A short while ago I had some free time on my hands, and wanted to learn something new, so I developed a small android application.
In Java.
Initially I thought that it would be just like riding a bicycle, but it turned out to be more like riding a rusty old bicycle, where you cannot almost turn the wheel, all that with one hand tied behind the back.
The package structure is still there, as well as the rich set of libraries and Java packages. BUT, the rigid type system and the compiler are not a directing parents any more, they are more like a bureaucratic figure that forces you to do what you don't want (in order for him to approve your request).
The no dynamic nature make no sense now, sometimes I wanted to polity ask the compiler to move aside and just trust me - I know what I am doing.
It is so burdensome to write software in Java.

Java is great to start with, but it takes you just up to a certain point. And from there, if you do want to expand your abilities, by not just learn new syntax, but rather learn another way of thinking, go with JavaScript, you'll never want to go back.


Jazzie Casas said...

Java and to some degree .Net are the main choices because they have been consistently pegged as the “safe” choice to go with for mid-level project managers in the corporate world. No one was ever fired for choosing Java or Microsoft.

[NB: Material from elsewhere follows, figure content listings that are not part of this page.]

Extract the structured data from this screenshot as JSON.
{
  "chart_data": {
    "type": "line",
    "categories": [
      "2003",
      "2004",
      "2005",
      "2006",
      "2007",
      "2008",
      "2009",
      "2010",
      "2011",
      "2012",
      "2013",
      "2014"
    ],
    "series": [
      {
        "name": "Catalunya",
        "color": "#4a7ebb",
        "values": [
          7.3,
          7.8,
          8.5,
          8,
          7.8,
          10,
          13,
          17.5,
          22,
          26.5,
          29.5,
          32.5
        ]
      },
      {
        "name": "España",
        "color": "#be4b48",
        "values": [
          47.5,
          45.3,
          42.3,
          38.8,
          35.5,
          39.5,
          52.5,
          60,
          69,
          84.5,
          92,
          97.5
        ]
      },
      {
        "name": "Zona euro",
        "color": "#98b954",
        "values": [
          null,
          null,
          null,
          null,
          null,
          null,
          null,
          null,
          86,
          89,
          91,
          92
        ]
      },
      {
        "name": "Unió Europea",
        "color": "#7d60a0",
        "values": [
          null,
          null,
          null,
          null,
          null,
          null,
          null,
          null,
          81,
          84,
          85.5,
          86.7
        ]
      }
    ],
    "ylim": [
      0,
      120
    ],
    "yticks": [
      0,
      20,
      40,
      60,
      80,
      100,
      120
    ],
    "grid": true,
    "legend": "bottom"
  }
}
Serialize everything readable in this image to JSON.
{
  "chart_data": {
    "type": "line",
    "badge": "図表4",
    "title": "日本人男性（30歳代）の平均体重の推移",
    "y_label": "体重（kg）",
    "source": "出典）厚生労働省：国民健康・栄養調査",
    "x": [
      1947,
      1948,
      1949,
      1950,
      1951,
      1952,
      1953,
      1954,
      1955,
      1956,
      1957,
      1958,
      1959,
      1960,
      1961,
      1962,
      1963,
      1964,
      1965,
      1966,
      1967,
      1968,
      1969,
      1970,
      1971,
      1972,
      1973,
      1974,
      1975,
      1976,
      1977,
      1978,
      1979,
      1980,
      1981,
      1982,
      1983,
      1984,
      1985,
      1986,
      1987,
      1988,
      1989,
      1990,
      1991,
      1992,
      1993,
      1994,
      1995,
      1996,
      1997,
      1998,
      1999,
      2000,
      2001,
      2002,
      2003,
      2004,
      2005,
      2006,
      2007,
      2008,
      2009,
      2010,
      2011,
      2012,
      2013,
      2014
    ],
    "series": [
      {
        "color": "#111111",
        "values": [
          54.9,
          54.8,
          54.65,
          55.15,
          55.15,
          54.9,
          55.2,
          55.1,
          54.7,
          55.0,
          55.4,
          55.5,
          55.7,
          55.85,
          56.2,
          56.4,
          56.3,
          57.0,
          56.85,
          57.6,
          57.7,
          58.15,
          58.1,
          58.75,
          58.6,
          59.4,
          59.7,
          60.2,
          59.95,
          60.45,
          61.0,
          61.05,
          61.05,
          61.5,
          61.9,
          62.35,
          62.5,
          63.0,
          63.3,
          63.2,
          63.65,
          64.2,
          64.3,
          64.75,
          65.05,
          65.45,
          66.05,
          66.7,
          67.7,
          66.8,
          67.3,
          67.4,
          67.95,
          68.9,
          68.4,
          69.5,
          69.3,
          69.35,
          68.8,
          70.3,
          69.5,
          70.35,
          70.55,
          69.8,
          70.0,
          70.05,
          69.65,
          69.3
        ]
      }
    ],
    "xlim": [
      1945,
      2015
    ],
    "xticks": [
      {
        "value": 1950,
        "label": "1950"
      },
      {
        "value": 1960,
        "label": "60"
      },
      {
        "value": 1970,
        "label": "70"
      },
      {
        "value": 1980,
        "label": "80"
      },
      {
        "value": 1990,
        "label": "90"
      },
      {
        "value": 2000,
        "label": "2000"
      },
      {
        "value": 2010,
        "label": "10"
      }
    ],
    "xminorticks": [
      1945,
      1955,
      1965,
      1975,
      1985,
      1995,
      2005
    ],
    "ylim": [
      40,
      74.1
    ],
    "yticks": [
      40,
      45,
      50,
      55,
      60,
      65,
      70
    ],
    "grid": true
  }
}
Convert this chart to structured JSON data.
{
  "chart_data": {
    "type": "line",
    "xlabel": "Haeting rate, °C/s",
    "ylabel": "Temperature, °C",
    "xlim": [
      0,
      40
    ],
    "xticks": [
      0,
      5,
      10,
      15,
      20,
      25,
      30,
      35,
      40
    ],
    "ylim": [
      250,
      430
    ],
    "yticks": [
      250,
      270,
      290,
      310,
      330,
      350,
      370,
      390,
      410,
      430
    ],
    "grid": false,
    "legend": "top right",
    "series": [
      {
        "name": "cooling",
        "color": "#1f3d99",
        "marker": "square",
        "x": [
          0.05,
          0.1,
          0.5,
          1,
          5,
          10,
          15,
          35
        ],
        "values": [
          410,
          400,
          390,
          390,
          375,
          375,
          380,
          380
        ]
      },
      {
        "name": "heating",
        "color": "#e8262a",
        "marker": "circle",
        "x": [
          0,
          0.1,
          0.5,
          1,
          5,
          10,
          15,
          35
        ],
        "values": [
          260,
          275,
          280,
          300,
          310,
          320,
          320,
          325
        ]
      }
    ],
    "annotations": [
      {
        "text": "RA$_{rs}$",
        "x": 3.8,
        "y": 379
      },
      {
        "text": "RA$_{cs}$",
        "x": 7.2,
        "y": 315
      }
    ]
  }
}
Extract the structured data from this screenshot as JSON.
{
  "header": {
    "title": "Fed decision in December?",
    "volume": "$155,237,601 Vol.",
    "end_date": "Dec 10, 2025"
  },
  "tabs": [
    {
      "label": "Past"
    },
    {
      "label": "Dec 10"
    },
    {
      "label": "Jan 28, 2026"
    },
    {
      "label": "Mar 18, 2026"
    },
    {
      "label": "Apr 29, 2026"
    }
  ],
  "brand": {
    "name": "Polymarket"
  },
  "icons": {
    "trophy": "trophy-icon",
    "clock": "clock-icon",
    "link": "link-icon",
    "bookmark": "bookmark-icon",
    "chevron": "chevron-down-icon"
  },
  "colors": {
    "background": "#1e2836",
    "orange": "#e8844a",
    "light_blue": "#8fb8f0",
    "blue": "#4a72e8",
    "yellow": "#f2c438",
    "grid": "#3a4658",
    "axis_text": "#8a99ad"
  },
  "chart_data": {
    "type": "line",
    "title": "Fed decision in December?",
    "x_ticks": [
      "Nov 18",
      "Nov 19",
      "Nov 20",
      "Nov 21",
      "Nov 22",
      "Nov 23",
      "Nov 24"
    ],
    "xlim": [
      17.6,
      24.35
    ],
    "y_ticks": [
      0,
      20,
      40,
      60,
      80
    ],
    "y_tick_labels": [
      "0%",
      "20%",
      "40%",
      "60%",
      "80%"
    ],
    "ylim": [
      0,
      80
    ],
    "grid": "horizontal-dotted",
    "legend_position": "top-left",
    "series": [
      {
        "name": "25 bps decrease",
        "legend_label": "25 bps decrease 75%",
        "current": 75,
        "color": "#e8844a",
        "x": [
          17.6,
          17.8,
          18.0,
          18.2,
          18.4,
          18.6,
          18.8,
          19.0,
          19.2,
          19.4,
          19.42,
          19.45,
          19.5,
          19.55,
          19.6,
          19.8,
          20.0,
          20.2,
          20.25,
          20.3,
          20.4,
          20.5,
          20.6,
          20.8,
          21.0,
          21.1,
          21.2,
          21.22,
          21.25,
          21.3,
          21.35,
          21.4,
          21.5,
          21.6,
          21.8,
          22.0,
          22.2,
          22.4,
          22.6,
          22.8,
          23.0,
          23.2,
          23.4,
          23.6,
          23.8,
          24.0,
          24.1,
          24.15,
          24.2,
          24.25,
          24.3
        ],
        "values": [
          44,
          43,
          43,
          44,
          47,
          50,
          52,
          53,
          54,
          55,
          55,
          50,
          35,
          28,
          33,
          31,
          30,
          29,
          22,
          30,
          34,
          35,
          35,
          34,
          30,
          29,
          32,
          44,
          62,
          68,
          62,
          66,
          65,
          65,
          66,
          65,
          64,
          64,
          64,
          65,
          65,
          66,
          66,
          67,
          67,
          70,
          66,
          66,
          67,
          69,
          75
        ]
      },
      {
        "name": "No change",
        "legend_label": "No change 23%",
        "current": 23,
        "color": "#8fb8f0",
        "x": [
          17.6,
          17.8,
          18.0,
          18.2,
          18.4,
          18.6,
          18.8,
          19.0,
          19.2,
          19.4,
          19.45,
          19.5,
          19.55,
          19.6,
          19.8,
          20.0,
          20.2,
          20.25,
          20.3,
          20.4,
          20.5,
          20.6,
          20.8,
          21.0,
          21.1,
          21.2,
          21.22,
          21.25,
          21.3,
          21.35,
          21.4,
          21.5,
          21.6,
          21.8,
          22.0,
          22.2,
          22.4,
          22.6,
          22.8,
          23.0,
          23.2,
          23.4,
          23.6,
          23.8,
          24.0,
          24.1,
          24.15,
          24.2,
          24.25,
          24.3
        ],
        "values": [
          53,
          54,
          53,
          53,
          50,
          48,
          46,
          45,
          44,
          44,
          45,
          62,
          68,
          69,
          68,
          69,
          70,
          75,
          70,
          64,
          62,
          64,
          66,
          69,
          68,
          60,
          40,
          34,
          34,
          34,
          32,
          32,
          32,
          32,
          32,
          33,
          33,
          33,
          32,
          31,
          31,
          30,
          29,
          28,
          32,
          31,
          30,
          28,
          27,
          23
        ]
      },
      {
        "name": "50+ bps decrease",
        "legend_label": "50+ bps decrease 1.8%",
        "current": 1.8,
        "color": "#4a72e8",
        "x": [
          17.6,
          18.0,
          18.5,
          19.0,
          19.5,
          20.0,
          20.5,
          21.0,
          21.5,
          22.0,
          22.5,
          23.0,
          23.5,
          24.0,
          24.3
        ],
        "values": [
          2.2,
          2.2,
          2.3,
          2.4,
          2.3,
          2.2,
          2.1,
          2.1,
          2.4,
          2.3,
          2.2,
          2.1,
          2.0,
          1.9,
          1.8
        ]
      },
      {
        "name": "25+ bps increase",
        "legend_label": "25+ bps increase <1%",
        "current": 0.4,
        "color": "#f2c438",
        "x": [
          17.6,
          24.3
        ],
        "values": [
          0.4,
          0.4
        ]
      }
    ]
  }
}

However, there are many large distributed applications these days that run primarily with technologies like Python, PHP, et al. Even companies like Google and Yahoo are heavily invested in these technologies. Java may be the main choice for enterprise development now, but it’s days are numbered as the only stalwart option to go with.

Let’s face it, many of these so called “enterprise applications” could easily have been written much faster and with less overhead using technologies like Python, PHP, et al.

OpenCL Training

Yoav Rubin said...

That's right. It is alway better to think what is the right technology to use, and not rush into Java or .net.

I myself prefer to have a clean cut technology-wise between client-side and server side, so I an no PHP fan. Having Ruby / groovy / Python on the backend and Ajax technologies on the frontend is my preferred way of thinking.

Having said that, I think that novice developers should learn how to build large applications using Java, and once they got the idea of what is right and wrong there, push the limits with other, more flexible technologies.